What Are MACRS Deductions and How Do They Work?
Discover how businesses use MACRS depreciation to recover asset costs for tax purposes. Learn the principles that govern your annual deduction calculation.
Discover how businesses use MACRS depreciation to recover asset costs for tax purposes. Learn the principles that govern your annual deduction calculation.
The Modified Accelerated Cost Recovery System (MACRS) is the mandatory method for calculating depreciation deductions on tangible property for U.S. federal tax purposes. It allows businesses to recover the cost of assets as they lose value over time. The process is designed to reflect an asset’s depreciation more rapidly in the initial years of its service life.
The starting point for any calculation is the property’s basis. This is the amount paid for the asset, including costs associated with the purchase, such as shipping, installation, and sales tax. The basis is the total figure that will be recovered through depreciation deductions over the asset’s life.
With the basis established, the taxpayer must identify the appropriate depreciation system. The Internal Revenue Service (IRS) provides two: the General Depreciation System (GDS) and the Alternative Depreciation System (ADS). GDS is the most frequently used system and applies to most types of property. The ADS method provides for a slower, straight-line rate of depreciation and is required for certain types of property, such as assets used predominantly outside the U.S.
The asset must be assigned to a property class, which dictates its recovery period, or the number of years over which the cost can be deducted. The IRS categorizes assets into classes based on their expected useful life. For example, computers and vehicles are classified as 5-year property, while office furniture and fixtures fall into the 7-year property class.
Real estate is treated differently. Residential rental properties are assigned a 27.5-year recovery period, and nonresidential real property, like commercial office buildings, is given a 39-year recovery period.
The final component is selecting the applicable convention, which determines the portion of the year for which depreciation can be claimed when an asset is first used. The half-year convention is standard for most personal property, treating all assets as placed in service in the middle of the tax year. The mid-quarter convention must be used if more than 40% of the total basis of personal property is placed in service during the final three months of the tax year. For real property, the mid-month convention applies, treating the property as placed in service in the middle of the month it was acquired.
The most straightforward method involves using the percentage tables provided by the IRS in Publication 946, How To Depreciate Property. These tables integrate the system, class, convention, and depreciation method into a single percentage for each year of the recovery period.

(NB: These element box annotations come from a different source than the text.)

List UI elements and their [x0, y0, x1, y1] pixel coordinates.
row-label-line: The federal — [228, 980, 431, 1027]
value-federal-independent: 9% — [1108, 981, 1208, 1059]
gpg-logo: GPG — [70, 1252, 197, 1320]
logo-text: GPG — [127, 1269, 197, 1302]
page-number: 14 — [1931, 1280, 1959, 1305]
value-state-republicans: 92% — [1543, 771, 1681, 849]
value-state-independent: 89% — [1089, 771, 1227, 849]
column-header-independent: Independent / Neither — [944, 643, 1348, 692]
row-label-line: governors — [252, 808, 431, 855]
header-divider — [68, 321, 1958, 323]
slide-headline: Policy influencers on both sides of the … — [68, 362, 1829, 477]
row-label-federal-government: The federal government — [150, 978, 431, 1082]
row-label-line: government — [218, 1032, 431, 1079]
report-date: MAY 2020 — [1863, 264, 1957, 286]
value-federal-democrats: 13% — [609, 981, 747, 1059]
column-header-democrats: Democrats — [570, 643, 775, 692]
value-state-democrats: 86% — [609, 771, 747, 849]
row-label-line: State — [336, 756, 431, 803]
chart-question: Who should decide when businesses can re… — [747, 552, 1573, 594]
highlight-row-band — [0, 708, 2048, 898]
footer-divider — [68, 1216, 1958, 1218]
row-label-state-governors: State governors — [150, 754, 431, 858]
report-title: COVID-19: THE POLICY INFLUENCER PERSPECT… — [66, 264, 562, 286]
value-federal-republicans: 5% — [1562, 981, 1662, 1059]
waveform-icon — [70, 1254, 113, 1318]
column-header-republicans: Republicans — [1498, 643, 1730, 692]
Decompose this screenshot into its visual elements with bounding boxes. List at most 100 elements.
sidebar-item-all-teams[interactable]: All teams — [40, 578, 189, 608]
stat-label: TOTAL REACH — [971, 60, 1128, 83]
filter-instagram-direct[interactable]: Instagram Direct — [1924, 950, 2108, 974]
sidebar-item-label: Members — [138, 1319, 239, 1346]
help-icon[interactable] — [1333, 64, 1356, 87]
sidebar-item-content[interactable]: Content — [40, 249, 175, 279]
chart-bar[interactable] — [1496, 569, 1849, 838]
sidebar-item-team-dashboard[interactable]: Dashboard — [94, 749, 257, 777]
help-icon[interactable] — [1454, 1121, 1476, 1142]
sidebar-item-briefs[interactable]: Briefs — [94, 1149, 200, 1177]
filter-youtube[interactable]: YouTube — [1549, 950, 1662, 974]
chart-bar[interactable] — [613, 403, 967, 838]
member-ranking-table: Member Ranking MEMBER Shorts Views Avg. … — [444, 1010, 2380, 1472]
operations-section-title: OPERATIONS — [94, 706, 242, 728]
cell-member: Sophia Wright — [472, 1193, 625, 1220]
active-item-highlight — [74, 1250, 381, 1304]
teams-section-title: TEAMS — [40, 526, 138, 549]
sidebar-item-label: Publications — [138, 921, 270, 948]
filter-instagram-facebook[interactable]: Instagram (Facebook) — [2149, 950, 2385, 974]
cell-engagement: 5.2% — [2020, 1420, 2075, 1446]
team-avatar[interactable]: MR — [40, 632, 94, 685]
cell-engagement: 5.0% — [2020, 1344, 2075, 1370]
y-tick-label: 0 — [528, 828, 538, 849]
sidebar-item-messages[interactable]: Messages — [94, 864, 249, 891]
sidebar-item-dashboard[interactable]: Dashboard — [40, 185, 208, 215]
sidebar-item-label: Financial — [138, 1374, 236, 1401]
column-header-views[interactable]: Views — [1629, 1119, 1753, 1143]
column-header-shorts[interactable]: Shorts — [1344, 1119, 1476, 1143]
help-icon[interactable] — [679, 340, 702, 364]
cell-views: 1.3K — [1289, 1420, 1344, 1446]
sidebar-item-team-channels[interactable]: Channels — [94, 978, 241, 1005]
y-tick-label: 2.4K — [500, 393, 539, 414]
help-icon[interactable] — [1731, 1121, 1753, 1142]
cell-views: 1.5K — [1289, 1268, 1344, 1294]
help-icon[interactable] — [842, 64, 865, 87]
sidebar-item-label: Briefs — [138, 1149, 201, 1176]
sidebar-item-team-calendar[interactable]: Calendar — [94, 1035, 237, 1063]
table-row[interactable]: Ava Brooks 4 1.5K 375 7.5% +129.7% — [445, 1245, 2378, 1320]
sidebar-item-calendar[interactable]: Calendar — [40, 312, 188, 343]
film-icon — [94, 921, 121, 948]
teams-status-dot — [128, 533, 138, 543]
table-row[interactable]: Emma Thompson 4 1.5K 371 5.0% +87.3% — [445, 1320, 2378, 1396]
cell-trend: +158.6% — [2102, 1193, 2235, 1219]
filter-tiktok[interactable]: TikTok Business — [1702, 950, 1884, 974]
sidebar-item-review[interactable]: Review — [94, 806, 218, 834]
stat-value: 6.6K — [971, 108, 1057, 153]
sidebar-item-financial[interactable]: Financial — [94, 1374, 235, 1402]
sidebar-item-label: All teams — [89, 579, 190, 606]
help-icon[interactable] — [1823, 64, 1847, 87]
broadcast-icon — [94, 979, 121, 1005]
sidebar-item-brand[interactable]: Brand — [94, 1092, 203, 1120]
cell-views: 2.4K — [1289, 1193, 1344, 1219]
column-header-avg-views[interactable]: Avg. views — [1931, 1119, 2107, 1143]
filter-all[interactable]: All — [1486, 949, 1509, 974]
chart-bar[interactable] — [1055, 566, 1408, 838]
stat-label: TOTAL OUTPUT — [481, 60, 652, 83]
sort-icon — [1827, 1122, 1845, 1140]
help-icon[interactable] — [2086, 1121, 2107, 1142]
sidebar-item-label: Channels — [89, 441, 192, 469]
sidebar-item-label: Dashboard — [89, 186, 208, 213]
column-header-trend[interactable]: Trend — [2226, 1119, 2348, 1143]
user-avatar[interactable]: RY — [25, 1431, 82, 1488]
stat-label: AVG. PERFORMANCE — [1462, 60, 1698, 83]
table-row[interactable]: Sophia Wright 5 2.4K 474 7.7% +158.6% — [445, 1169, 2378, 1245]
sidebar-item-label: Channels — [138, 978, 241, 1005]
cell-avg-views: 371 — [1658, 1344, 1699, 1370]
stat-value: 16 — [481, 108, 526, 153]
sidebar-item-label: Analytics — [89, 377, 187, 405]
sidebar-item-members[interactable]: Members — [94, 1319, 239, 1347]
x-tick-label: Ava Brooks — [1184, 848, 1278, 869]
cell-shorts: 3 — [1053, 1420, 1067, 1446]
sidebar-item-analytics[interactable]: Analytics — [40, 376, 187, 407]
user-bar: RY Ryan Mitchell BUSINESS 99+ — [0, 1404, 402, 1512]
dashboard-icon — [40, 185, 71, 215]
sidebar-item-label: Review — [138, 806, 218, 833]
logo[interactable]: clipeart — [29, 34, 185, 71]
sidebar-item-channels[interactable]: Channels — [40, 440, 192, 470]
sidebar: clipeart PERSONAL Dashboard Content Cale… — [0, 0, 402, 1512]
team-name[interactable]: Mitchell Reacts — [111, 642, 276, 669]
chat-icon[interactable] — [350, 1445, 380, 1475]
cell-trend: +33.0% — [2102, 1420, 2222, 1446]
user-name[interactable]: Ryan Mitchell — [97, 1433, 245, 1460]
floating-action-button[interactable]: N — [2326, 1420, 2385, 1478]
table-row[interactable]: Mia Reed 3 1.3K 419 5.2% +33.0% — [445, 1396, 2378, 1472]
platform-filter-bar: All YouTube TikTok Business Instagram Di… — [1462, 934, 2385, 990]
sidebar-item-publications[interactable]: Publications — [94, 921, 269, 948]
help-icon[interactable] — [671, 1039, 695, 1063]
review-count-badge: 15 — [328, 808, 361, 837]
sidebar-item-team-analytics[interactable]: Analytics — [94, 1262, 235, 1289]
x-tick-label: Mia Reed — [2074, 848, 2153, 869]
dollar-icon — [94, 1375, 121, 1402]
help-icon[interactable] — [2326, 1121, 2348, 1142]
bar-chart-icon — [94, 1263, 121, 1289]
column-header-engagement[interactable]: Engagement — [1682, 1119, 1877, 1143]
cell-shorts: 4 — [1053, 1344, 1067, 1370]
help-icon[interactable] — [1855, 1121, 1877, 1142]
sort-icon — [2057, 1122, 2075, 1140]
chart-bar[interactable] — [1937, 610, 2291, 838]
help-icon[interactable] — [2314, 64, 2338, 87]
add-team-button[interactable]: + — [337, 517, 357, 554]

To use the tables, select the correct one based on the depreciation system and convention. Next, locate the row for the current recovery year and the column that matches the property’s class life, such as 5-year or 7-year property.
The percentage found is then multiplied by the asset’s original unadjusted basis. For example, a business purchases equipment for $10,000 that is 5-year property under GDS with the half-year convention. The first-year table rate is 20.00%, so the depreciation deduction would be $10,000 multiplied by 20.00%, resulting in a $2,000 deduction.
For the second year, the table provides a rate of 32.00%, leading to a $3,200 deduction. This process continues for each year of the recovery period until the full basis is depreciated. The original basis must be used in the calculation each year, not the basis reduced by prior depreciation.
The Section 179 deduction allows a business to elect to treat the cost of qualifying property as an expense in the year it is placed in service, rather than depreciating it over time. For 2025, a business can expense up to $1,250,000, though this deduction begins to phase out if the total cost of property placed in service exceeds $3,130,000. Qualifying property is generally tangible personal property, such as machinery and equipment, purchased for business use. The deduction cannot exceed the taxpayer’s net taxable income for the year, and the decision to use it is made on an asset-by-asset basis.
Bonus depreciation allows for an additional first-year deduction for qualified new and used property. Unlike Section 179, bonus depreciation is not subject to an annual dollar limit or a taxable income limitation. The rate is 40% for property placed in service in 2025, 20% in 2026, and is eliminated in 2027.
When bonus depreciation is taken, a business first deducts this amount from the asset’s basis. The remaining basis is then depreciated over the asset’s recovery period using standard MACRS rules. Taxpayers can elect out of bonus depreciation, but it is otherwise automatically applied to qualifying property.